The great Medieval Torah commentator and wine-maker Rashi noted that the multilayered covering, and especially the practicality of the outer layer, was Torah to teach us a rule of life, that people should take care of beautiful things. The beautiful innermost layer, with its precious materials and fine artisanal work, would be ruined if we didn’t keep it protected and cared for.
How true that is for the beautiful things in our life. Those can be the relationships we have with our friends and loved ones, relationships that need to be nurtured for them to continue to bring us fulfillment and satisfaction. The work that we do can be a source of beauty, especially when we know that our work makes the lives of someone else easier or better through our efforts and our labors. Our physical places, our homes and businesses, our community’s institutions, museums, music halls, restaurants, and libraries, need to be cared for and maintained for them to continue to inspire us and deepen our soulful connections through their beauty as well.

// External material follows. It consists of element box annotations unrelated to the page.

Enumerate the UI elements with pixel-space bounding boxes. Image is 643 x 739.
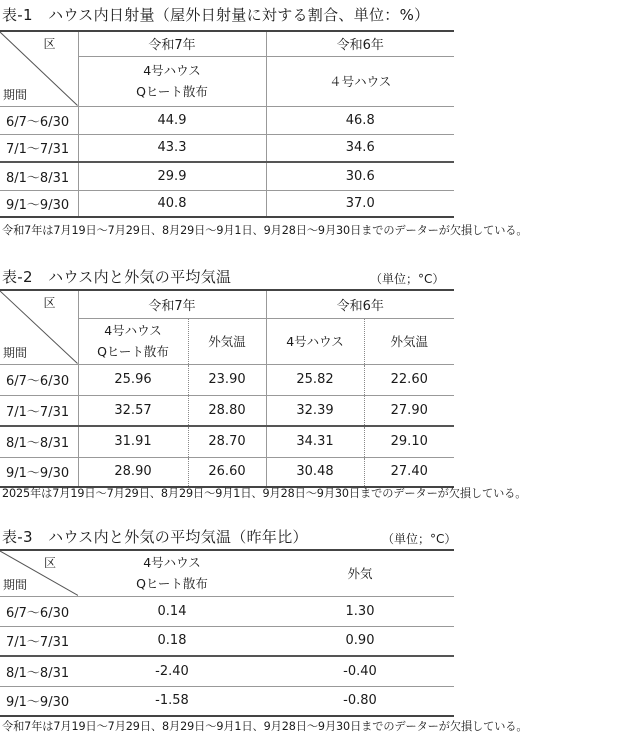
value-cell: 1.30 bbox=[266, 596, 454, 626]
subheader-outside: 外気 bbox=[266, 550, 454, 596]
period-cell: 8/1～8/31 bbox=[0, 656, 78, 686]
value-cell: 34.6 bbox=[266, 134, 454, 162]
subheader-outside-temp: 外気温 bbox=[364, 318, 454, 364]
value-cell: -0.80 bbox=[266, 686, 454, 716]
table3-unit: （単位；°C） bbox=[382, 532, 457, 546]
period-cell: 7/1～7/31 bbox=[0, 395, 78, 426]
period-cell: 6/7～6/30 bbox=[0, 596, 78, 626]
value-cell: -2.40 bbox=[78, 656, 266, 686]
period-cell: 6/7～6/30 bbox=[0, 106, 78, 134]
value-cell: 25.82 bbox=[266, 364, 364, 395]
value-cell: 25.96 bbox=[78, 364, 188, 395]
value-cell: 23.90 bbox=[188, 364, 266, 395]
table-row bbox=[0, 134, 454, 162]
table-row bbox=[0, 626, 454, 656]
subheader-house4-qheat bbox=[78, 550, 266, 596]
table2-note: 2025年は7月19日～7月29日、8月29日～9月1日、9月28日～9月30日までのデーターが欠損している。 bbox=[2, 487, 527, 500]
value-cell: 0.90 bbox=[266, 626, 454, 656]
table-row bbox=[0, 457, 454, 487]
value-cell: 32.39 bbox=[266, 395, 364, 426]
value-cell: 29.9 bbox=[78, 162, 266, 190]
corner-kikan-label: 期間 bbox=[3, 577, 28, 592]
value-cell: 28.70 bbox=[188, 426, 266, 457]
value-cell: 40.8 bbox=[78, 190, 266, 217]
value-cell: 37.0 bbox=[266, 190, 454, 217]
subheader-line: 4号ハウス bbox=[143, 555, 201, 571]
value-cell: 31.91 bbox=[78, 426, 188, 457]
value-cell: 27.90 bbox=[364, 395, 454, 426]
table-row bbox=[0, 395, 454, 426]
value-cell: 26.60 bbox=[188, 457, 266, 487]
table-row bbox=[0, 364, 454, 395]
group-header-r6: 令和6年 bbox=[266, 290, 454, 318]
value-cell: 28.80 bbox=[188, 395, 266, 426]
table-row bbox=[0, 426, 454, 457]
period-cell: 9/1～9/30 bbox=[0, 457, 78, 487]
value-cell: -0.40 bbox=[266, 656, 454, 686]
table-row bbox=[0, 596, 454, 626]
table2 bbox=[0, 289, 454, 488]
period-cell: 7/1～7/31 bbox=[0, 626, 78, 656]
table3-title: 表-3 ハウス内と外気の平均気温（昨年比） bbox=[2, 528, 308, 546]
value-cell: 29.10 bbox=[364, 426, 454, 457]
group-header-r7: 令和7年 bbox=[78, 290, 266, 318]
value-cell: 30.6 bbox=[266, 162, 454, 190]
subheader-house4-qheat bbox=[78, 318, 188, 364]
table3-note: 令和7年は7月19日～7月29日、8月29日～9月1日、9月28日～9月30日までのデーターが欠損している。 bbox=[2, 720, 528, 733]
value-cell: 30.48 bbox=[266, 457, 364, 487]
table2-title: 表-2 ハウス内と外気の平均気温 bbox=[2, 268, 232, 286]
table1 bbox=[0, 30, 454, 218]
corner-kikan-label: 期間 bbox=[3, 87, 28, 102]
table-row bbox=[0, 656, 454, 686]
group-header-r7: 令和7年 bbox=[78, 31, 266, 56]
value-cell: 46.8 bbox=[266, 106, 454, 134]
value-cell: 0.14 bbox=[78, 596, 266, 626]
period-cell: 8/1～8/31 bbox=[0, 426, 78, 457]
period-cell: 7/1～7/31 bbox=[0, 134, 78, 162]
value-cell: 34.31 bbox=[266, 426, 364, 457]
table1-title: 表-1 ハウス内日射量（屋外日射量に対する割合、単位：%） bbox=[2, 6, 430, 24]
table2-corner-cell bbox=[0, 290, 78, 364]
period-cell: 9/1～9/30 bbox=[0, 190, 78, 217]
value-cell: -1.58 bbox=[78, 686, 266, 716]
table1-corner-cell bbox=[0, 31, 78, 106]
value-cell: 22.60 bbox=[364, 364, 454, 395]
table-row bbox=[0, 106, 454, 134]
value-cell: 28.90 bbox=[78, 457, 188, 487]
period-cell: 6/7～6/30 bbox=[0, 364, 78, 395]
subheader-outside-temp: 外気温 bbox=[188, 318, 266, 364]
corner-kikan-label: 期間 bbox=[3, 345, 28, 360]
period-cell: 9/1～9/30 bbox=[0, 686, 78, 716]
group-header-r6: 令和6年 bbox=[266, 31, 454, 56]
table-row bbox=[0, 190, 454, 217]
value-cell: 32.57 bbox=[78, 395, 188, 426]
table1-note: 令和7年は7月19日～7月29日、8月29日～9月1日、9月28日～9月30日までのデーターが欠損している。 bbox=[2, 224, 528, 237]
table2-unit: （単位；°C） bbox=[370, 272, 445, 286]
subheader-house4: ４号ハウス bbox=[266, 56, 454, 106]
corner-ku-label: 区 bbox=[43, 296, 56, 310]
subheader-house4: 4号ハウス bbox=[266, 318, 364, 364]
table-row bbox=[0, 162, 454, 190]
subheader-line: 4号ハウス bbox=[143, 63, 201, 78]
value-cell: 27.40 bbox=[364, 457, 454, 487]
subheader-line: Qヒート散布 bbox=[136, 84, 208, 99]
table3 bbox=[0, 549, 454, 717]
corner-ku-label: 区 bbox=[43, 37, 56, 51]
subheader-line: Qヒート散布 bbox=[136, 576, 208, 592]
value-cell: 43.3 bbox=[78, 134, 266, 162]
subheader-house4-qheat bbox=[78, 56, 266, 106]
table3-corner-cell bbox=[0, 550, 78, 596]
subheader-line: Qヒート散布 bbox=[97, 344, 169, 359]
period-cell: 8/1～8/31 bbox=[0, 162, 78, 190]
value-cell: 0.18 bbox=[78, 626, 266, 656]
table-row bbox=[0, 686, 454, 716]
value-cell: 44.9 bbox=[78, 106, 266, 134]
subheader-line: 4号ハウス bbox=[104, 323, 162, 338]
corner-ku-label: 区 bbox=[43, 556, 56, 570]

What Rashi really wanted us to know is that as we make our way in life, there will be moments to admire and appreciate the beautiful things, and moments that our attention needs to be paid elsewhere. But, we cannot leave the things we love and appreciate unattended to just because we cannot attend to them. We need to protect them, maintain them, and enhance them as necessary for them to continue to radiate their beauty for us and those who will come after. Perhaps the best way we can show our appreciation for a blessing is to pass it down to the next generations, that they may enjoy it too.
What makes the “Good. Better. Boca.” sticker true are not the buildings, parks, neighborhoods, or manicured golf courses of our community, as beautiful as many of them are. What makes this community great are the people who infuse it with their care and their love. The people who live here and work to make our synagogues and houses of worship, our schools, and our gathering places venues of meaningful interactions and relationship building. People who look out for the well-being of others alongside their own, and share generously of their time and resource. People who know they are blessed to live in a beautiful place and ask “how can I make it even better?”
In each generation we are given the chance to take our blessings, take care of them and prepare to pass them down, just as our ancestors did with the beautiful Mishkan. As they did, so may we, and those who come after us as well.